Üstelik çok iyi sinema salonlarına sahip olmasına rağmen.
Bir tek İzzet Çapa’nın Limonata’sı kalmıştı, sonunda tüm konsepti İzzet’e teslim ederek bir çözüm buldular.
İzzet de oraya bir mahalle kurdu.
Mantı, çiğ börek satan var, dondurmacı var, birahane var, Wagamama var, Kaşıbeyaz var...
İstinye Park’ta büyük başarı yakalayan Balık Ev var...
İrili ufaklı onlarca dükkan...
Biraz İstinye Park’ın pazar yerini andırıyor ama olsun...
Sıcak, sevimli, gidildiği zaman saatlerce vakit geçirilecek bir yer olmuş Mahalle.
Son kurşun bu sefer hedefi bulacak gibi gözüküyor.
Kulübe zenginliği!
Aykut Kocaman’ı eleştirmiştim, son UEFA maçına yedeklerle çıktığı için...
“Buna hakkın yok hoca” demiştim...
Ülke puanı var, galibiyete gelecek para var, prestij var.
Aykut Kocaman bunların hepsini gözardı etmişti.
Fatih Terim de Türkiye Kupası’na aynı şekilde yedeklerle çıktı ve Galatasaray elendi.
Bu yüzden Terim’e de aynı şeyi söylüyorum; buna hakkın yok Fatih Hoca.
Tamam, hafta sonu büyük derbi var, tamam takım Avrupa yorgunu...
Ama büyük takımlar da üç cephede birden savaşabilirse büyük takım oluyor.
Bunu en iyi Fatih Hoca bilir.
Yedeklerle çıkarak bir cepheyi gözden çıkardı Terim.
Fenerbahçe’nin Avrupa, Galatasaray’ın Türkiye Kupası mağlubiyetleri gösterdi ki; büyük takımların kulübe zenginliği lafı falan hikâyeymiş.
Sezar’ın hakkı
Posta’nın yayın yönetmeni Rıfat Ababay’a takıldım;
“Abi Pazar Kelebek’te bizim Sinem Vural’ın hazırladığı Sokak Modası köşesini aynen alıp Posta’ya yapmışsınız, gözümüzden kaçmadı...”
Güldü...
“Oğlum çok iyi gazete yapıyorsunuz.

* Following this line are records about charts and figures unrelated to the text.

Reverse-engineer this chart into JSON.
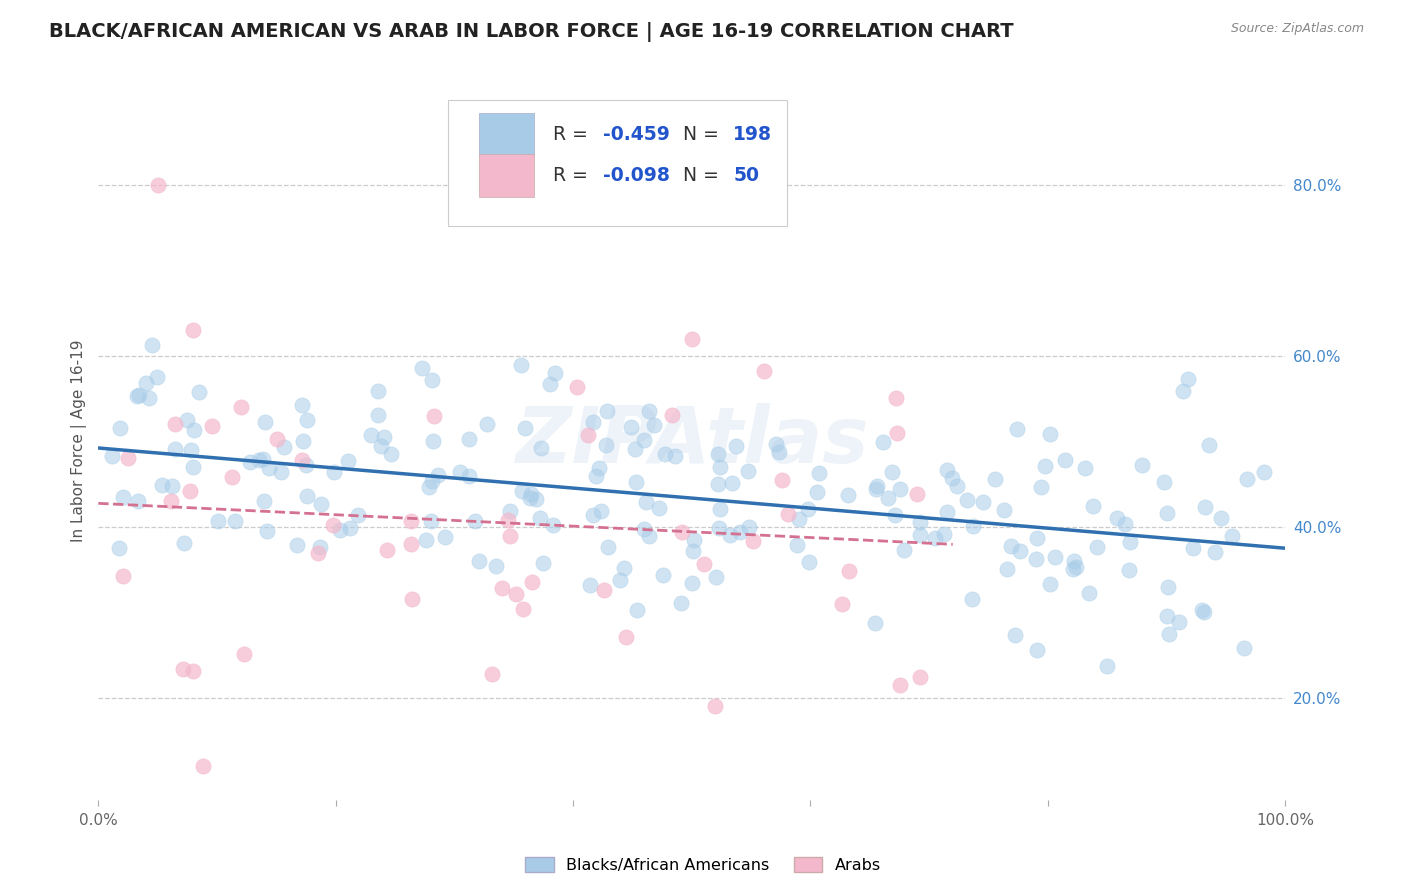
{
  "title": "BLACK/AFRICAN AMERICAN VS ARAB IN LABOR FORCE | AGE 16-19 CORRELATION CHART",
  "source": "Source: ZipAtlas.com",
  "ylabel": "In Labor Force | Age 16-19",
  "xlim": [
    0.0,
    1.0
  ],
  "ylim": [
    0.08,
    0.92
  ],
  "xticks": [
    0.0,
    0.2,
    0.4,
    0.6,
    0.8,
    1.0
  ],
  "xtick_labels": [
    "0.0%",
    "",
    "",
    "",
    "",
    "100.0%"
  ],
  "yticks": [
    0.2,
    0.4,
    0.6,
    0.8
  ],
  "ytick_labels": [
    "20.0%",
    "40.0%",
    "60.0%",
    "80.0%"
  ],
  "legend_labels": [
    "Blacks/African Americans",
    "Arabs"
  ],
  "R_blue": -0.459,
  "N_blue": 198,
  "R_pink": -0.098,
  "N_pink": 50,
  "blue_scatter_color": "#a8cce8",
  "pink_scatter_color": "#f4b8cc",
  "blue_line_color": "#3070b0",
  "pink_line_color": "#d47090",
  "watermark": "ZIPAtlas",
  "background_color": "#ffffff",
  "grid_color": "#cccccc",
  "title_color": "#222222",
  "legend_R_color": "#2255cc",
  "legend_N_color": "#2255cc",
  "legend_text_color": "#333333"
}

Pazar Kelebek de harika oldu.
Bizim kompleksimiz yoktur, iyi olan şeyleri alıp biz de yaparız” yanıtını verdi.
Hiç komplekssiz, hakkımızı teslim etti.
Bu arada ben de onların hakkını teslim etmeliyim. Posta magazin gazetesi olarak görülüyor ya lütfen takip edin; son dönemde hiçbir gazetenin atmadığı siyasi başlıkları, haber ve fotoğrafları manşetine taşıyor.